Electrochemical Studies of Immobilized Laccases on the Modified-Gold Electrodes

Electrochemical Studies of Immobilized Laccases on the Modified-Gold Electrodes

The direct electrochemical studies of four laccases (plant and fungal laccases) have been investigated on a gold electrode functionalized with a new tether of 2.2'-dithiosalicylic aldehyde. Results from these studies indicate that the redox potential of the active site of plant laccase from Rhus vernificera is shifted to a more negative value(255 mV versus SCE) than that of fungal laccase from Pyricularia oryzae (480 mV versus SCE). Mechanistic studies indicate that the reduction of type-1 Cu precedes the reduction of type-2 and type-3 Cu ions when the electrode is poised initially at different potentials. Also a new tether, 2.2'-dithiosalicylic aldehyde, has been used to study the redox properties of two laccases (LCCI and Lccla) covalently attached to a gold electrode. An irreversible peak at 0.47V vs. SCE is observed in the cyclic voltammorams of LCCI. In contrast, the cyclic voltammograms of LCCIa contain a quasi-reversible peak at 0.18V vs.

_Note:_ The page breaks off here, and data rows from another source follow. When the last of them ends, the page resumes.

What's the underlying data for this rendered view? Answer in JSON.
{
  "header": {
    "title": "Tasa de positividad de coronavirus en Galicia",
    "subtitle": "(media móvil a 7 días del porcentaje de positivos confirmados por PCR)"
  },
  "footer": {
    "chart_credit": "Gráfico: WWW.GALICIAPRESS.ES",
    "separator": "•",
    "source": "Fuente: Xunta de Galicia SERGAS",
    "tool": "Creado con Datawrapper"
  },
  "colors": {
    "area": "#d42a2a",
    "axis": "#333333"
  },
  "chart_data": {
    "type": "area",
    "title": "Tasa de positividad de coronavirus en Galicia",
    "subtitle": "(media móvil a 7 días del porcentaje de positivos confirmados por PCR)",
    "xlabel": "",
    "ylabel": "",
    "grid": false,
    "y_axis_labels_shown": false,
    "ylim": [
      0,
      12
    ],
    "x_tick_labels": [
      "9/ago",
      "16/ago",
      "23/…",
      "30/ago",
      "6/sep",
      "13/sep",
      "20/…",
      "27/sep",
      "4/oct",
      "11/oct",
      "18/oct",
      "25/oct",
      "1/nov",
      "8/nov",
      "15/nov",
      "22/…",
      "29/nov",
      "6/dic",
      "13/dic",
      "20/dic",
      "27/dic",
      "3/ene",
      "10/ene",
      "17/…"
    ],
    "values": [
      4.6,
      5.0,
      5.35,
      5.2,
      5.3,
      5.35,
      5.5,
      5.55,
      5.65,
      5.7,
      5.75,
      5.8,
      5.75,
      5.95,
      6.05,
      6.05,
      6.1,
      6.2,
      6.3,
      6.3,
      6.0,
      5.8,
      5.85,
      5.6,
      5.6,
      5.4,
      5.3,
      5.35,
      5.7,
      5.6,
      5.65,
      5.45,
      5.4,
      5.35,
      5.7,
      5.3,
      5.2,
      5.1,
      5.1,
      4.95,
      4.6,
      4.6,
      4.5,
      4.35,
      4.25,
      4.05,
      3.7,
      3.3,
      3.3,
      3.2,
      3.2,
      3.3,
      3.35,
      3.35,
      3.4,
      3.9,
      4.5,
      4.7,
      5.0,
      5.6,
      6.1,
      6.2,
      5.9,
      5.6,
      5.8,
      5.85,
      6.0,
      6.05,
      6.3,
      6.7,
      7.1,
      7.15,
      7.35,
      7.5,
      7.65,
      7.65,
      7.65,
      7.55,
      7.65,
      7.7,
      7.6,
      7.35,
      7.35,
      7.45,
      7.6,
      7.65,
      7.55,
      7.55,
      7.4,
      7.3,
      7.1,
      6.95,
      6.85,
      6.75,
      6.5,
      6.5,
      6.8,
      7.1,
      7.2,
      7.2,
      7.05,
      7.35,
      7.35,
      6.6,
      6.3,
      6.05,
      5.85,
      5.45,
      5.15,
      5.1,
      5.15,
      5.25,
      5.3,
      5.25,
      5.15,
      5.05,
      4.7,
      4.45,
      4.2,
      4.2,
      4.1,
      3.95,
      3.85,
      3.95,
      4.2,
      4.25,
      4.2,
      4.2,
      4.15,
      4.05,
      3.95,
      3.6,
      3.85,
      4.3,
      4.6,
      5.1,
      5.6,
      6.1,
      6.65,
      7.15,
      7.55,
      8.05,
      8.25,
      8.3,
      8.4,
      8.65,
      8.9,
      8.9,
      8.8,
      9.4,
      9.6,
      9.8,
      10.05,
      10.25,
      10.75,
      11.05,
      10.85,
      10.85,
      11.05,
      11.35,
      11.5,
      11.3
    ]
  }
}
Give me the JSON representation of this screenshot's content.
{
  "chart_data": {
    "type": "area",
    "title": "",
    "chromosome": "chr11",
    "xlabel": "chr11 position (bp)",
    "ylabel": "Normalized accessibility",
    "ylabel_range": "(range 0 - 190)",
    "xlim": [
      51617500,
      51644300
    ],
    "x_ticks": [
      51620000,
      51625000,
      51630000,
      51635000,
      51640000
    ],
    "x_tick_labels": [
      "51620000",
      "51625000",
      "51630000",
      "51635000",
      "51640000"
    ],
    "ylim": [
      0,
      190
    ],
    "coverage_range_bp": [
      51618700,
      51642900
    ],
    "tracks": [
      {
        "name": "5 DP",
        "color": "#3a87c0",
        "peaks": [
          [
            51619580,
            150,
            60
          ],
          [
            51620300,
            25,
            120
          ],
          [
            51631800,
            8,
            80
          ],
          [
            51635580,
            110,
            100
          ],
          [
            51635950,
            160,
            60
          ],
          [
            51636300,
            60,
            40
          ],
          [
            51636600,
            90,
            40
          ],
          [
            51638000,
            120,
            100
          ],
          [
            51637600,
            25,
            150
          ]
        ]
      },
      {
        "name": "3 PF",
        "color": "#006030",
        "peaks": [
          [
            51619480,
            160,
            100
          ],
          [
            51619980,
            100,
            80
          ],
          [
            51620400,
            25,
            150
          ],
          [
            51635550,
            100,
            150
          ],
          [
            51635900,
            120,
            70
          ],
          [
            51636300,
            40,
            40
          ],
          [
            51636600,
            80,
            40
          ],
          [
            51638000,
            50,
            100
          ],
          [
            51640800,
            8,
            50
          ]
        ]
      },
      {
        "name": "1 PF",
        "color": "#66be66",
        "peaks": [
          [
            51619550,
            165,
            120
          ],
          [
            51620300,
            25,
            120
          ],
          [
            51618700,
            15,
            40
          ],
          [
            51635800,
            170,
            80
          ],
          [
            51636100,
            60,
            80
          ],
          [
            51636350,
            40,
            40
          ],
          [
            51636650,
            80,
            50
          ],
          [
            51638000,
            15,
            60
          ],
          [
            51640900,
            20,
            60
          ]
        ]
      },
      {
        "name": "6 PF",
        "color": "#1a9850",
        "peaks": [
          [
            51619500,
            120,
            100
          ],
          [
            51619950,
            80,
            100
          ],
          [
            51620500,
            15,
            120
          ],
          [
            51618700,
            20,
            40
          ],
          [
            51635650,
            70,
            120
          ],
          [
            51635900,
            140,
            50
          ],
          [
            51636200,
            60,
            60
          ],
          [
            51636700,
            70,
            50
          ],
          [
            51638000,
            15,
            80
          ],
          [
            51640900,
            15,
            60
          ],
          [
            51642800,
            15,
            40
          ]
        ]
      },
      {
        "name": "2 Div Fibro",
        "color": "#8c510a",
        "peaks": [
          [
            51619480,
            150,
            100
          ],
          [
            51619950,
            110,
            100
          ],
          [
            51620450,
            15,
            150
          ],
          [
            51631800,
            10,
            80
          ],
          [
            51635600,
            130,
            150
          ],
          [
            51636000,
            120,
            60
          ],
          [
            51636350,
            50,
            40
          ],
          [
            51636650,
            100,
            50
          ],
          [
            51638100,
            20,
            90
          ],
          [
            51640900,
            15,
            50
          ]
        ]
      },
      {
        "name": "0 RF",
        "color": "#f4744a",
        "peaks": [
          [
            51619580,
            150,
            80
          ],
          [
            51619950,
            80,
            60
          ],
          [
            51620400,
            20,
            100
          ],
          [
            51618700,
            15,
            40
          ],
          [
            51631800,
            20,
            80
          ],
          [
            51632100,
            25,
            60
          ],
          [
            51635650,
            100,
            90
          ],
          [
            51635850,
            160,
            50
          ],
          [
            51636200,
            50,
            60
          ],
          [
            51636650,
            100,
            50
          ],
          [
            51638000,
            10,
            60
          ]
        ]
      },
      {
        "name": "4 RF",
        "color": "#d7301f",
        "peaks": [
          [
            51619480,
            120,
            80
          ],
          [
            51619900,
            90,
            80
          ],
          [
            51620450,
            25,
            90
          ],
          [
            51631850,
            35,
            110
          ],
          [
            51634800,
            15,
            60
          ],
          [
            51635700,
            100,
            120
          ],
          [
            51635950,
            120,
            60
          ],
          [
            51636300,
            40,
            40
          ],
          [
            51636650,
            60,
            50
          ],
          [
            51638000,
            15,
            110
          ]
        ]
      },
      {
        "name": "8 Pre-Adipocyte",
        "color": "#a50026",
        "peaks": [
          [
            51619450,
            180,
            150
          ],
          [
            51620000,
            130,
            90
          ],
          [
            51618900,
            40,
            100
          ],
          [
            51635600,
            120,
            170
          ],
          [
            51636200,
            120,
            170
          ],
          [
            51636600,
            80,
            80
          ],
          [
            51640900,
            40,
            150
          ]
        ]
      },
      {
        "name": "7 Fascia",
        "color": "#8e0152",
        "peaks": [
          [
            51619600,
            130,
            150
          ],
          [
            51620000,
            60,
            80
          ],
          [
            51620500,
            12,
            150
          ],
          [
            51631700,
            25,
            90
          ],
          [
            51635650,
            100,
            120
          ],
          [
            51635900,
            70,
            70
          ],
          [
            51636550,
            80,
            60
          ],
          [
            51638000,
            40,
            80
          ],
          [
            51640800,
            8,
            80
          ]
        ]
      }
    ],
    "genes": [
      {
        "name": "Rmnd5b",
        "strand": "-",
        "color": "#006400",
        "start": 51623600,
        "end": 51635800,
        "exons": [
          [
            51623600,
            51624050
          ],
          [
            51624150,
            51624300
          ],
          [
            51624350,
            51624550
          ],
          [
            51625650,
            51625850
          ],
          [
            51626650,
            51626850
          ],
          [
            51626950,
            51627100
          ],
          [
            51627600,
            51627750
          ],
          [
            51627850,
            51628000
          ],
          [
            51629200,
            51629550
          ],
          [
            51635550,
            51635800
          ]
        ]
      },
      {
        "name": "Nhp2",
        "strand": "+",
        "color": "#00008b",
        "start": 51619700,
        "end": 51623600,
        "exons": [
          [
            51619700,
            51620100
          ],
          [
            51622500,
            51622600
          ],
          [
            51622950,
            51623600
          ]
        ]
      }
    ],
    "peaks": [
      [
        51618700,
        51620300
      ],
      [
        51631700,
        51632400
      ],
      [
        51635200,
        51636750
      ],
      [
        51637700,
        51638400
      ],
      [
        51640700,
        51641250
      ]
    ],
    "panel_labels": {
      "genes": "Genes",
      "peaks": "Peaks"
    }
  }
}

SCE and an irreversible peak at 0.50V vs. SCE. We find that the replacement of the eleven amino acids a the C-terminus with a single cysteine residue $(i.e., \;LCCI{\rightarrow}LCCIa)$ influences the rate of heterogeneous electron transfer between an electrode and the copper containing active sites $(K_{het}\;for\;LCCI=1.0\times10^{-2}\;s^{-1}\;and\;K_{het}\;for\;LCCI_a= 1.0\;times10^{-1}\;s^{-1}\'at\;0.18V\;versus\;SCE\;and\;4.0\times10^{-2}\;s^{-1}\;at\;0.50V\; versus\;SCE)$. These results show for the first time that the change of the primary structure of a protein via site-directed mutagenesis influences both the redox potentials of the copper ions in the active site and the rate of heterogeneous electron transfer.